Tao Xiong ¹ Qinghang Luo ¹ Qiuju Chen ¹ Liangliang Shi ² Aowen Duan ³ Shengxiong Liu ^1* Kui Li ^4*

• ¹ School of Pharmacy and Bioengineering, Chongqing University of Technology, Chongqing, China
• ² China Automotive Engineering Research Institute Co., Ltd, Chongqing, China
• ³ Department of Medical Engineering, Daping Hospital, Army Medical University, Chongqing, China
• ⁴ College of Medical Information, Chongqing Medical University, Chongqing, China

Existing evaluation criteria for pedestrian head impact injury only focus on single impact, and less attention has been paid to repetitive traumatic brain injury (rTBI), which is common in motor vehicle collisions, falls, and sports.Improving pedestrian collision protection safety requires a complete understanding of the tolerance of the repeated collisions of the human brain to injury.

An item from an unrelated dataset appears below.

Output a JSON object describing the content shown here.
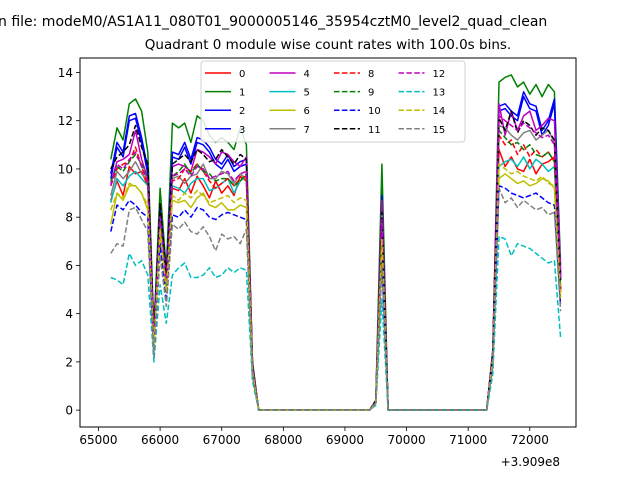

Therefore,this study was to collect data from 72 pedestrian collisions that were reconstructed using MADYMO and THUMS finite element head models(version 4.0.2). The evaluation metrics for rTBI were developed by integrating brain injury criteria based on time-domain features, including the Head Injury Criterion (HIC), Brain Injury Criterion (BrIC), Diffuse Axonal Multi-Axis General Evaluation (DAMAGE), and Maximum Principal Strain (MPS), with frequency-domain features obtained from wavelet packet transform energy analysis of head motion responses.The proposed brain tolerance for mild and severe rTBI was estimated through parametric survival analysis and presented as injury risk curves based on the selected injury metrics. Results showed a significant difference in brain injury tolerance between repetitive and single collisions. For the 50% probability of mild and severe brain injury in real accidents, the thresholds for rTBI metrics based on BrIC and DAMAGE were 1.085 and 1.513, and 0.494 and 0.678, respectively, all higher than the thresholds of single-impact reported in previous studies. However, the thresholds for repetitive head injury criteria based on MPS were 0.604 and 0.838, lower than the thresholds of single-impact reported in previous studies, which implies that the prediction of tolerance to repetitive brain injury is more consistent with tissue kinematics than head kinematics. This study developed injury risk functions (IRFs) for rTBI by integrating the amplitude-frequency characteristics of head responses and brain injury criteria. This knowledge further provides crucial support for understanding the tolerance to rTBI and enhancing pedestrian safety.